A year ago I wrote about zero tolerance, intolerance and Antjuanece Brown, the Portland teenager who was thrown in jail and labeled a felon for texting with her girlfriend. Antjuanece is out now and things seem to be better for her and Jolene; I hope they are.
Not much has changed, though: the last week saw California and Washington come dramatically closer to marriage equality even as Oregon still lags behind. In the same week, Canadian Safety Minister Vic Toews announced that anyone opposing an Internet surveillance bill there was “siding with child pornographers.” Easy targets remain easy targets.
That’s why there’s so much value in the work my friend Ben is doing at his blog Wrong on the Internet, and particularly in his latest entry:
“This is hard to deal with. I want to have the luxury of dehumanizing pedophiles and other rapists. I would like to pretend that I would never be like that, never do something like that. But I can’t. That informs a lot of my writing here.”
It’s difficult to read, a fact that has nothing to do with Ben’s considerable writing skill. At a certain point the mind flops down and demands that some things must be absolute, that you must be able to point at some set of Others and declare those are the bad guys. We’re wired for that behavior, deep in our instincts. The cognitive battle to remember the contrary is exhausting, and it never ends.

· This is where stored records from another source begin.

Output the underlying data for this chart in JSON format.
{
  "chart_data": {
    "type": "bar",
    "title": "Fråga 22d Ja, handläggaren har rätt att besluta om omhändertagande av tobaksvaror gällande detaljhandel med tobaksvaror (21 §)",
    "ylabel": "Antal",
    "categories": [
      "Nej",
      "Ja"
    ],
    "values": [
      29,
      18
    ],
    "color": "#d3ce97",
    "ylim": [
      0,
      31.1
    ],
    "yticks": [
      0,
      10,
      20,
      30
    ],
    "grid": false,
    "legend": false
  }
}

I’m not arguing for total moral relativity here: I’m arguing for vigilance, because the kind of dehumanization in which we regularly engage is a dangerous exploit for our brains. It’s one thing to say that some people do evil. But to strip the humanity from evildoers is to remove the horrible weight and substance of their acts. What if you were a survivor? What choices would you make if your survival had damaged you? “The answers are out there,” the man said, “but they will not improve your self-esteem.”